Neutral citation: [2023] KEELRC 2983 (KLR)

Republic of Kenya

In the Employment and Labour Relations Court at Nairobi

Cause E645 of 2022

AN Mwaure, J

November 17, 2023

Between

Bishar Adan Mohamed

Claimant

and

Judicial Service Commission

Respondent

Ruling

1. The Applicant filed a notice of motion dated 16th February 2023 seeking orders that this Honourable Court: -a.spentb.do direct and compel the Respondent to unconditionally release to the Claimant its Human Resource Disciplinary Committee proceedings of 22nd September 2021. c.be pleased to grant leave to the Claimant to file in court the proceedings in paragraph b above and other documents before the suit comes for pretrial on 26th June 2023. d.be pleased to allow the Applicant file witness statements of Hassan Lakicha and Purity Gakii Muranguri.e.costs be provided for.

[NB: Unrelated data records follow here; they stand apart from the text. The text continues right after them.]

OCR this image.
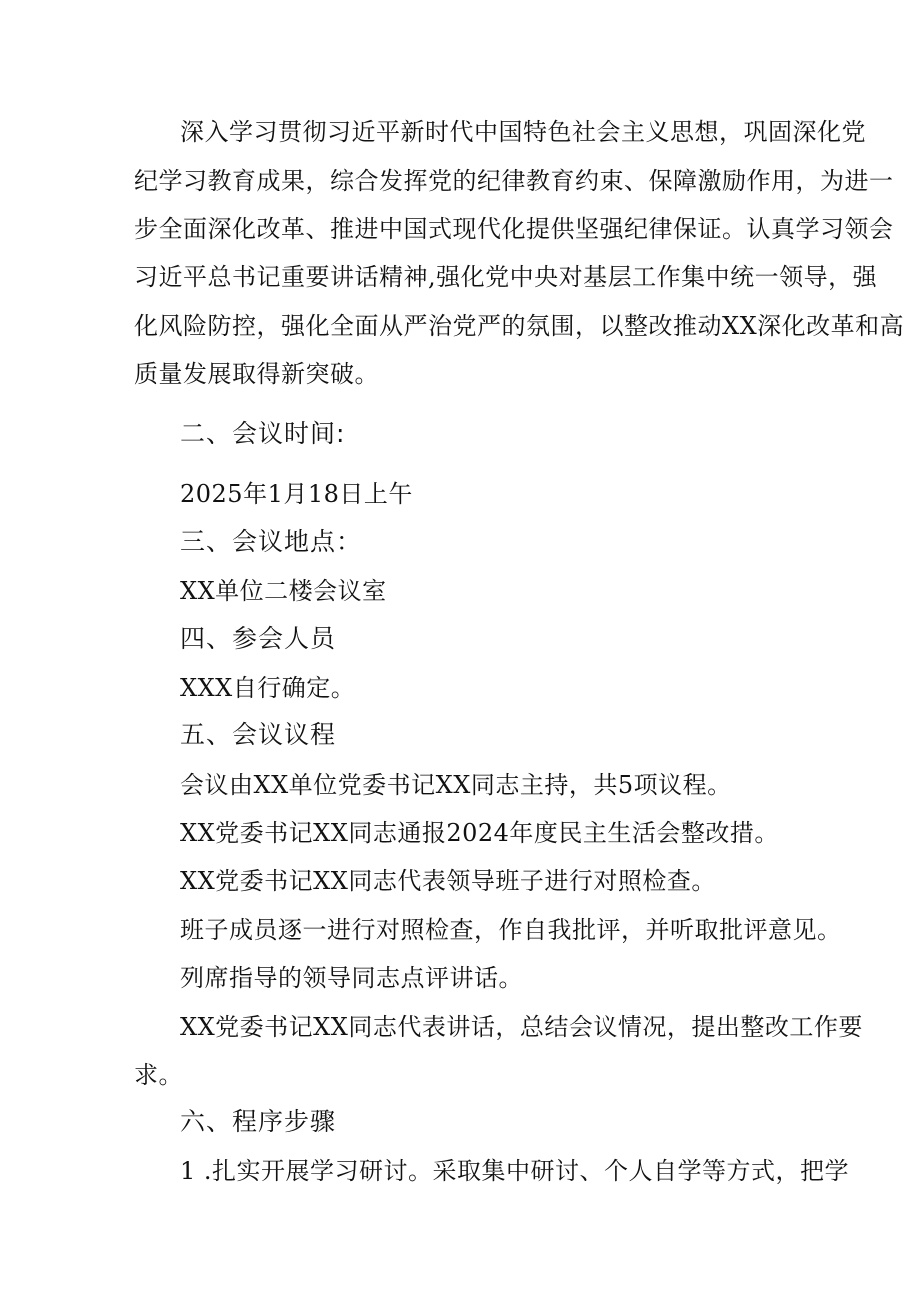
深入学习贯彻习近平新时代中国特色社会主义思想，巩固深化党
纪学习教育成果，综合发挥党的纪律教育约束、保障激励作用，为进一
步全面深化改革、推进中国式现代化提供坚强纪律保证。认真学习领会
习近平总书记重要讲话精神,强化党中央对基层工作集中统一领导，强
化风险防控，强化全面从严治党严的氛围，以整改推动XX深化改革和高
质量发展取得新突破。
二、会议时间:
2025年1月18日上午
三、会议地点：
XX单位二楼会议室
四、参会人员
XXX自行确定。
五、会议议程
会议由XX单位党委书记XX同志主持，共5项议程。
XX党委书记XX同志通报2024年度民主生活会整改措。
XX党委书记XX同志代表领导班子进行对照检查。
班子成员逐一进行对照检查，作自我批评，并听取批评意见。
列席指导的领导同志点评讲话。
XX党委书记XX同志代表讲话，总结会议情况，提出整改工作要
求。
六、程序步骤
1 .扎实开展学习研讨。采取集中研讨、个人自学等方式，把学
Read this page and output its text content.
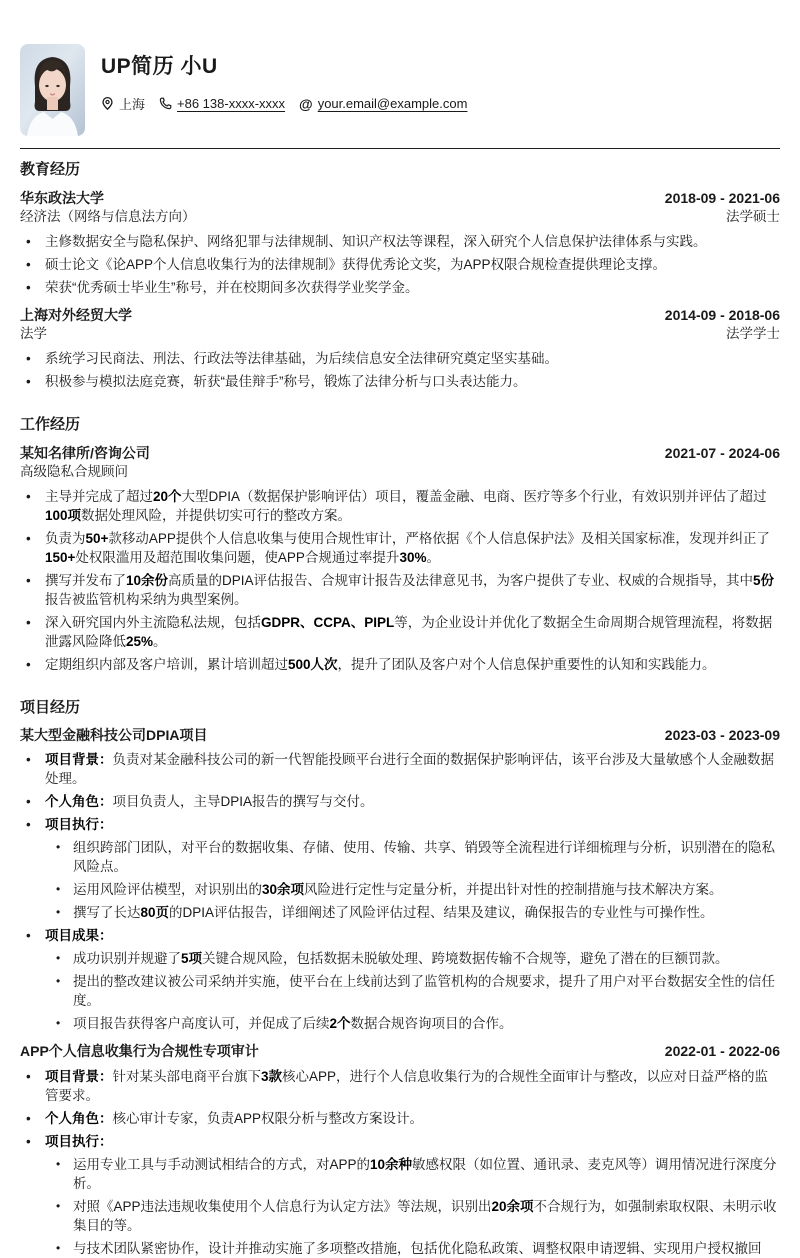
UP简历 小U
上海 +86 138-xxxx-xxxx @ your.email@example.com
教育经历
华东政法大学	2018-09 - 2021-06
经济法（网络与信息法方向）	法学硕士
• 主修数据安全与隐私保护、网络犯罪与法律规制、知识产权法等课程，深入研究个人信息保护法律体系与实践。
• 硕士论文《论APP个人信息收集行为的法律规制》获得优秀论文奖，为APP权限合规检查提供理论支撑。
• 荣获“优秀硕士毕业生”称号，并在校期间多次获得学业奖学金。
上海对外经贸大学	2014-09 - 2018-06
法学	法学学士
• 系统学习民商法、刑法、行政法等法律基础，为后续信息安全法律研究奠定坚实基础。
• 积极参与模拟法庭竞赛，斩获“最佳辩手”称号，锻炼了法律分析与口头表达能力。
工作经历
某知名律所/咨询公司	2021-07 - 2024-06
高级隐私合规顾问
• 主导并完成了超过20个大型DPIA（数据保护影响评估）项目，覆盖金融、电商、医疗等多个行业，有效识别并评估了超过100项数据处理风险，并提供切实可行的整改方案。
• 负责为50+款移动APP提供个人信息收集与使用合规性审计，严格依据《个人信息保护法》及相关国家标准，发现并纠正了150+处权限滥用及超范围收集问题，使APP合规通过率提升30%。
• 撰写并发布了10余份高质量的DPIA评估报告、合规审计报告及法律意见书，为客户提供了专业、权威的合规指导，其中5份报告被监管机构采纳为典型案例。
• 深入研究国内外主流隐私法规，包括GDPR、CCPA、PIPL等，为企业设计并优化了数据全生命周期合规管理流程，将数据泄露风险降低25%。
• 定期组织内部及客户培训，累计培训超过500人次，提升了团队及客户对个人信息保护重要性的认知和实践能力。
项目经历
某大型金融科技公司DPIA项目	2023-03 - 2023-09
• 项目背景：负责对某金融科技公司的新一代智能投顾平台进行全面的数据保护影响评估，该平台涉及大量敏感个人金融数据处理。
• 个人角色：项目负责人，主导DPIA报告的撰写与交付。
• 项目执行：
• 组织跨部门团队，对平台的数据收集、存储、使用、传输、共享、销毁等全流程进行详细梳理与分析，识别潜在的隐私风险点。
• 运用风险评估模型，对识别出的30余项风险进行定性与定量分析，并提出针对性的控制措施与技术解决方案。
• 撰写了长达80页的DPIA评估报告，详细阐述了风险评估过程、结果及建议，确保报告的专业性与可操作性。
• 项目成果：
• 成功识别并规避了5项关键合规风险，包括数据未脱敏处理、跨境数据传输不合规等，避免了潜在的巨额罚款。
• 提出的整改建议被公司采纳并实施，使平台在上线前达到了监管机构的合规要求，提升了用户对平台数据安全性的信任度。
• 项目报告获得客户高度认可，并促成了后续2个数据合规咨询项目的合作。
APP个人信息收集行为合规性专项审计	2022-01 - 2022-06
• 项目背景：针对某头部电商平台旗下3款核心APP，进行个人信息收集行为的合规性全面审计与整改，以应对日益严格的监管要求。
• 个人角色：核心审计专家，负责APP权限分析与整改方案设计。
• 项目执行：
• 运用专业工具与手动测试相结合的方式，对APP的10余种敏感权限（如位置、通讯录、麦克风等）调用情况进行深度分析。
• 对照《APP违法违规收集使用个人信息行为认定方法》等法规，识别出20余项不合规行为，如强制索取权限、未明示收集目的等。
• 与技术团队紧密协作，设计并推动实施了多项整改措施，包括优化隐私政策、调整权限申请逻辑、实现用户授权撤回
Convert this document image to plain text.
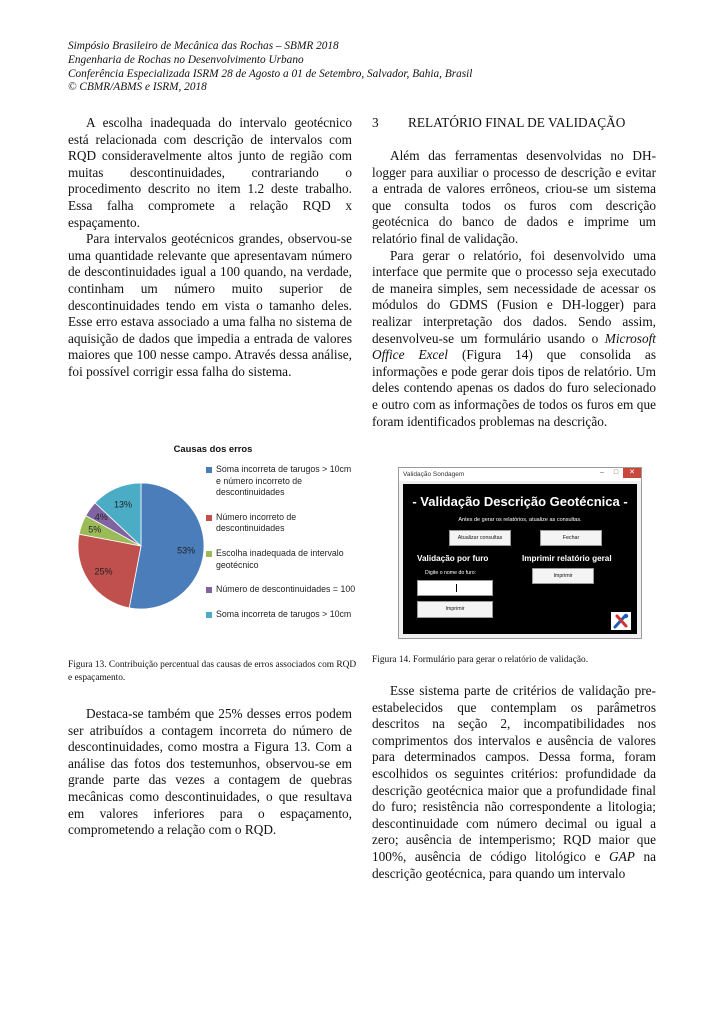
Simpósio Brasileiro de Mecânica das Rochas – SBMR 2018
Engenharia de Rochas no Desenvolvimento Urbano
Conferência Especializada ISRM 28 de Agosto a 01 de Setembro, Salvador, Bahia, Brasil
© CBMR/ABMS e ISRM, 2018

A escolha inadequada do intervalo geotécnico está relacionada com descrição de intervalos com RQD consideravelmente altos junto de região com muitas descontinuidades, contrariando o procedimento descrito no item 1.2 deste trabalho. Essa falha compromete a relação RQD x espaçamento.

Para intervalos geotécnicos grandes, observou-se uma quantidade relevante que apresentavam número de descontinuidades igual a 100 quando, na verdade, continham um número muito superior de descontinuidades tendo em vista o tamanho deles. Esse erro estava associado a uma falha no sistema de aquisição de dados que impedia a entrada de valores maiores que 100 nesse campo. Através dessa análise, foi possível corrigir essa falha do sistema.

Causas dos erros
53%
25%
5%
4%
13%
Soma incorreta de tarugos > 10cm e número incorreto de descontinuidades
Número incorreto de descontinuidades
Escolha inadequada de intervalo geotécnico
Número de descontinuidades = 100
Soma incorreta de tarugos > 10cm
Figura 13. Contribuição percentual das causas de erros associados com RQD e espaçamento.

Destaca-se também que 25% desses erros podem ser atribuídos a contagem incorreta do número de descontinuidades, como mostra a Figura 13. Com a análise das fotos dos testemunhos, observou-se em grande parte das vezes a contagem de quebras mecânicas como descontinuidades, o que resultava em valores inferiores para o espaçamento, comprometendo a relação com o RQD.

3 RELATÓRIO FINAL DE VALIDAÇÃO

Além das ferramentas desenvolvidas no DH-logger para auxiliar o processo de descrição e evitar a entrada de valores errôneos, criou-se um sistema que consulta todos os furos com descrição geotécnica do banco de dados e imprime um relatório final de validação.

Para gerar o relatório, foi desenvolvido uma interface que permite que o processo seja executado de maneira simples, sem necessidade de acessar os módulos do GDMS (Fusion e DH-logger) para realizar interpretação dos dados. Sendo assim, desenvolveu-se um formulário usando o Microsoft Office Excel (Figura 14) que consolida as informações e pode gerar dois tipos de relatório. Um deles contendo apenas os dados do furo selecionado e outro com as informações de todos os furos em que foram identificados problemas na descrição.

Validação Sondagem	–	□	✕
- Validação Descrição Geotécnica -
Antes de gerar os relatórios, atualize as consultas.
Atualizar consultas	Fechar
Validação por furo	Imprimir relatório geral
Digite o nome do furo:	Imprimir
Imprimir
Figura 14. Formulário para gerar o relatório de validação.

Esse sistema parte de critérios de validação pre-estabelecidos que contemplam os parâmetros descritos na seção 2, incompatibilidades nos comprimentos dos intervalos e ausência de valores para determinados campos. Dessa forma, foram escolhidos os seguintes critérios: profundidade da descrição geotécnica maior que a profundidade final do furo; resistência não correspondente a litologia; descontinuidade com número decimal ou igual a zero; ausência de intemperismo; RQD maior que 100%, ausência de código litológico e GAP na descrição geotécnica, para quando um intervalo
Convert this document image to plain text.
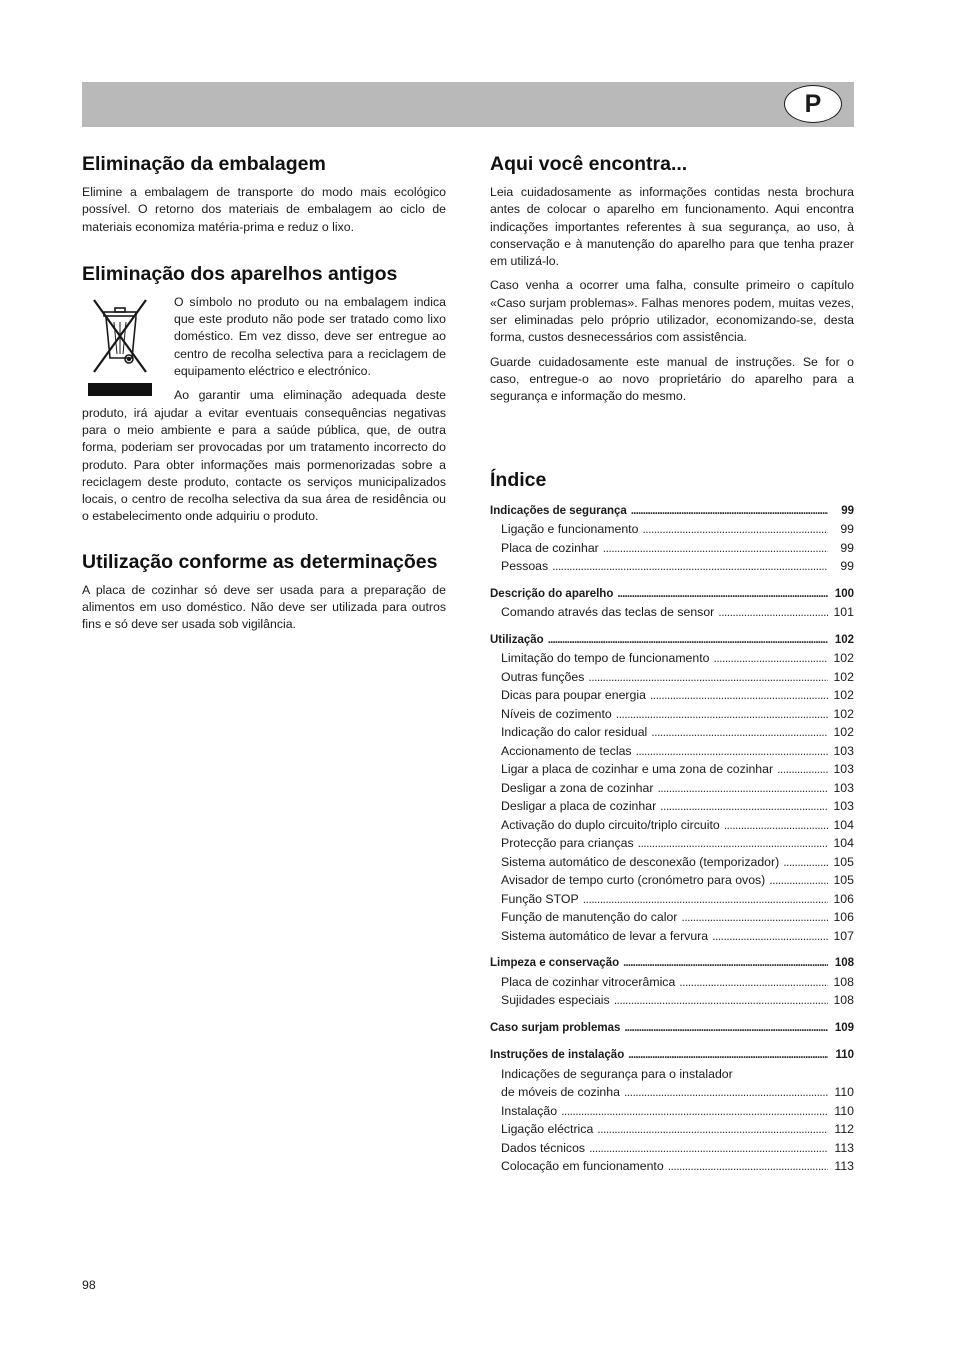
P
Eliminação da embalagem

Elimine a embalagem de transporte do modo mais ecológico possível. O retorno dos materiais de embalagem ao ciclo de materiais economiza matéria-prima e reduz o lixo.

Eliminação dos aparelhos antigos

O símbolo no produto ou na embalagem indica que este produto não pode ser tratado como lixo doméstico. Em vez disso, deve ser entregue ao centro de recolha selectiva para a reciclagem de equipamento eléctrico e electrónico.

Ao garantir uma eliminação adequada deste produto, irá ajudar a evitar eventuais consequências negativas para o meio ambiente e para a saúde pública, que, de outra forma, poderiam ser provocadas por um tratamento incorrecto do produto. Para obter informações mais pormenorizadas sobre a reciclagem deste produto, contacte os serviços municipalizados locais, o centro de recolha selectiva da sua área de residência ou o estabelecimento onde adquiriu o produto.

Utilização conforme as determinações

A placa de cozinhar só deve ser usada para a preparação de alimentos em uso doméstico. Não deve ser utilizada para outros fins e só deve ser usada sob vigilância.

Aqui você encontra...

Leia cuidadosamente as informações contidas nesta brochura antes de colocar o aparelho em funcionamento. Aqui encontra indicações importantes referentes à sua segurança, ao uso, à conservação e à manutenção do aparelho para que tenha prazer em utilizá-lo.

Caso venha a ocorrer uma falha, consulte primeiro o capítulo «Caso surjam problemas». Falhas menores podem, muitas vezes, ser eliminadas pelo próprio utilizador, economizando-se, desta forma, custos desnecessários com assistência.

Guarde cuidadosamente este manual de instruções. Se for o caso, entregue-o ao novo proprietário do aparelho para a segurança e informação do mesmo.

Índice
Indicações de segurança . . .	99
Ligação e funcionamento . . .	99
Placa de cozinhar . . .	99
Pessoas . . .	99
Descrição do aparelho . . .	100
Comando através das teclas de sensor . . .	101
Utilização . . .	102
Limitação do tempo de funcionamento . . .	102
Outras funções . . .	102
Dicas para poupar energia . . .	102
Níveis de cozimento . . .	102
Indicação do calor residual . . .	102
Accionamento de teclas . . .	103
Ligar a placa de cozinhar e uma zona de cozinhar . . .	103
Desligar a zona de cozinhar . . .	103
Desligar a placa de cozinhar . . .	103
Activação do duplo circuito/triplo circuito . . .	104
Protecção para crianças . . .	104
Sistema automático de desconexão (temporizador) . . .	105
Avisador de tempo curto (cronómetro para ovos) . . .	105
Função STOP . . .	106
Função de manutenção do calor . . .	106
Sistema automático de levar a fervura . . .	107
Limpeza e conservação . . .	108
Placa de cozinhar vitrocerâmica . . .	108
Sujidades especiais . . .	108
Caso surjam problemas . . .	109
Instruções de instalação . . .	110
Indicações de segurança para o instalador
de móveis de cozinha . . .	110
Instalação . . .	110
Ligação eléctrica . . .	112
Dados técnicos . . .	113
Colocação em funcionamento . . .	113
98
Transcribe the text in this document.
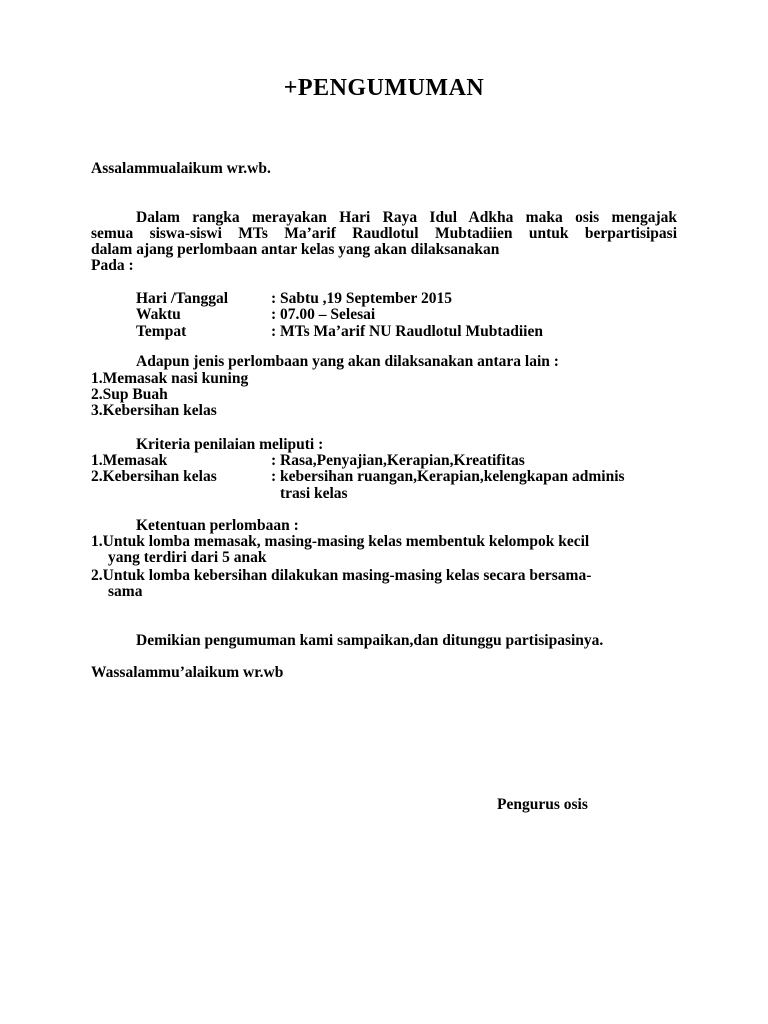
+PENGUMUMAN
Assalammualaikum wr.wb.
Dalam rangka merayakan Hari Raya Idul Adkha maka osis mengajak
semua siswa-siswi MTs Ma’arif Raudlotul Mubtadiien untuk berpartisipasi
dalam ajang perlombaan antar kelas yang akan dilaksanakan
Pada :
Hari /Tanggal	: Sabtu ,19 September 2015
Waktu	: 07.00 – Selesai
Tempat	: MTs Ma’arif NU Raudlotul Mubtadiien
Adapun jenis perlombaan yang akan dilaksanakan antara lain :
1.Memasak nasi kuning
2.Sup Buah
3.Kebersihan kelas
Kriteria penilaian meliputi :
1.Memasak	: Rasa,Penyajian,Kerapian,Kreatifitas
2.Kebersihan kelas	: kebersihan ruangan,Kerapian,kelengkapan adminis
trasi kelas
Ketentuan perlombaan :
1.Untuk lomba memasak, masing-masing kelas membentuk kelompok kecil
yang terdiri dari 5 anak
2.Untuk lomba kebersihan dilakukan masing-masing kelas secara bersama-
sama
Demikian pengumuman kami sampaikan,dan ditunggu partisipasinya.
Wassalammu’alaikum wr.wb
Pengurus osis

Applicant/ Claimant Case 2. The Applicant’s application was supported by an affidavit sworn on 16th May 2023 and further affidavit dated 21st July 2023 in which he averred that it has become necessary to request for the Respondent’s human resource disciplinary committee proceedings for meeting held on 22nd September 2022 as the Respondent has not served the Applicant/Claimant its list of documents and the documents therein.

3. The Applicant avers that to enable him prepare his case, the Applicant’s advocate emailed the Respondent’s advocate on 5th May 2023 and sent a follow up letter on 8th May 2023 requesting for the human resource disciplinary committee proceeding/ minutes of the hearing and the committees accompanying report however, the Respondent has never responded.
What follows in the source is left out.